Como tal, a OCDE reivindica aos governos -numa mensagem especialmente dirigida à administração de Donald Trump, sem o mencionar- que de forma urgente "utilizem todas as ferramentas políticas à sua disposição" para retomar as negociações comerciais multilaterais, algo que considera "imperativo".

O argumento para convencer os Estados Unidos é "a interdependência das economias" que funcionam com cadeias de produção transfronteiriças, ou seja, que no final o arrefecimento global acabará por os afetar.

A organização revê para baixo os seus cálculos sobre o PIB mundial, que depois de ter aumentado 3,5% em 2018, ficará em 3,2% este ano (menos três décimas do estimado há seis meses) e no 3,4% em 2020 (menos uma), claramente abaixo da cadência média nas três últimas décadas.

Entre os países que sofrem as maiores correções estão os que mais dependem do comércio exterior e do setor manufatureiro.

A Alemanha é o melhor exemplo, com um crescimento esperado este ano de apenas 0,7%, menos nove décimas do que a própria OCDE tinha anunciado em novembro, e de 1,2% em 2020 (menos duas).

Na mesma linha, a Itália ficará estancada em 2019, o que representa menos nove décimas do que o avançado há seis meses, e só subirá 0,6% no próximo ano (menos três décimas).

O impacto será menor para França -mais dependente da sua procura interna- com uma progressão do PIB de 1,3% tanto este ano (menos três décimas) como no próximo (menos duas décimas).

Em conjunto, os autores do relatório cortam as perspetivas para o conjunto da Zona Euro em seis décimas para 2019 (a 1,2%) e em duas para 2020 (a 1,4%).

Espanha distancia-se dessa tónica geral, já os seus números não mudam -claramente melhores que o número médio da Zona Euro- a respeito dos apresentadas em novembro graças ao vigor do consumo interno.

Em qualquer caso, a cadência da economia espanhola também se vai desacelerar este ano, com um aumento de 2,2% após o 2,6% de 2018. Isso vai-se aguçar ainda mais em 2020, com 1,9%.

Mas o país que verdadeiramente marca o contraponto é os Estados Unidos, com uma das maiores taxas de expansão do mundo desenvolvido, e que, além disso, neste relatório foram revistas em alta.

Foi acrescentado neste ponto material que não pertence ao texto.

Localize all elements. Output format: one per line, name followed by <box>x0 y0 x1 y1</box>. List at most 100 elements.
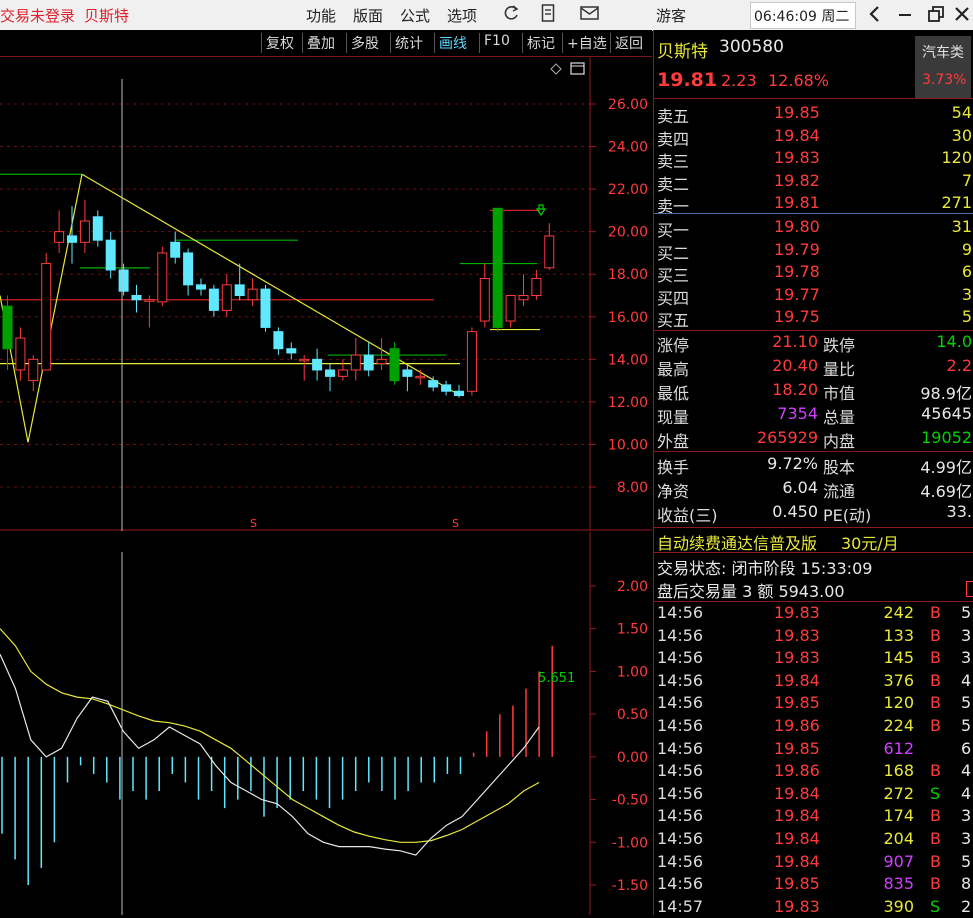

O PIB americano vai crescer este ano 2,8%, mais uma décima do que se tinha antecipado há seis meses, e 2,3% em 2020 (mais duas décimas).

A OCDE manifesta inquietação pela China, apesar de manter as suas perspetivas com uma leve correção para 2019 (6,2% de aumento do PIB, menos uma décima que em novembro) e sem mudanças para 2020 (6%).

A razão é a sua política fiscal e monetária, que não só gera incerteza sobre a atividade como também pode contribuir para que a dívida das empresas, já ao nível recorde, continue a engordar.

Sobre a Zona Euro, a OCDE ressalta que os governos deveriam aproveitar a conjuntura das baixas taxas de juro para complementar as reformas estruturais com um estímulo fiscal por parte dos países que têm margem para fazê-lo porque a sua dívida é relativamente baixa, em primeiro lugar a Alemanha.

Segundo os seus cálculos, se a essas reformas estruturais -que poderão elevar a produtividade em duas décimas percentuais por ano durante cinco anos- se somar um estímulo fiscal de cerca de 0,5% do PIB nesses países com margem, a longo prazo conseguiria-se à volta de um ponto do PIB suplementar.